DAKAR (Reuters) - Former Chadian leader Hissene Habre’s lawyers on Monday sought to annul his conviction for war crimes and crimes against humanity, citing irregularities, in the first day of their appeal against the landmark verdict.
Habre was sentenced to life imprisonment in May for ordering killings and torture during his eight-year rule as president of Chad, which ended in 1990. His trial and conviction in Senegal was widely hailed as a moment of hope for African justice.
But Habre’s defence lawyers on Monday asked for a new trial, arguing that the composition of the jury and other irregularities violated Habre’s rights.
“The decisions must be annulled and invalidated,” said Habre’s lawyer Mounir Ballal. “I am not proud of the conditions in which the accused was tried.”
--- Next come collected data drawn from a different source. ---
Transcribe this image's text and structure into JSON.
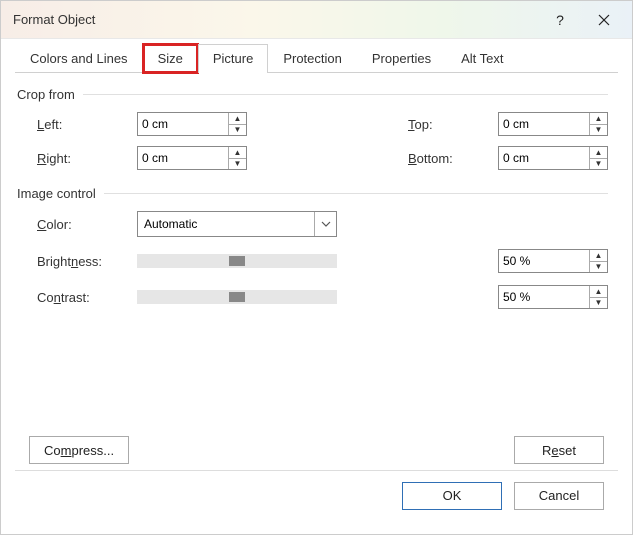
{
  "window": {
    "title": "Format Object"
  },
  "tabs": {
    "colors_lines": "Colors and Lines",
    "size": "Size",
    "picture": "Picture",
    "protection": "Protection",
    "properties": "Properties",
    "alt_text": "Alt Text"
  },
  "crop": {
    "heading": "Crop from",
    "left_label": "Left:",
    "left_value": "0 cm",
    "right_label": "Right:",
    "right_value": "0 cm",
    "top_label": "Top:",
    "top_value": "0 cm",
    "bottom_label": "Bottom:",
    "bottom_value": "0 cm"
  },
  "image": {
    "heading": "Image control",
    "color_label": "Color:",
    "color_value": "Automatic",
    "brightness_label": "Brightness:",
    "brightness_value": "50 %",
    "contrast_label": "Contrast:",
    "contrast_value": "50 %"
  },
  "buttons": {
    "compress": "Compress...",
    "reset": "Reset",
    "ok": "OK",
    "cancel": "Cancel"
  }
}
One of the judges did not have the 10-year experience needed to sit on the special tribunal, set up by Senegal and the African Union, defence lawyers said. They say this invalidates the outcome.
However, American lawyer Reed Brody, who has worked with Habre’s victims for 18 years and said the chances of overturning the conviction are very slim.
“I think the defence is grasping at straws,” he said.
Habre, who fled to Senegal after being ousted in a coup, was not present for the appeal. The court is expected to give a final decision in April that cannot be reversed.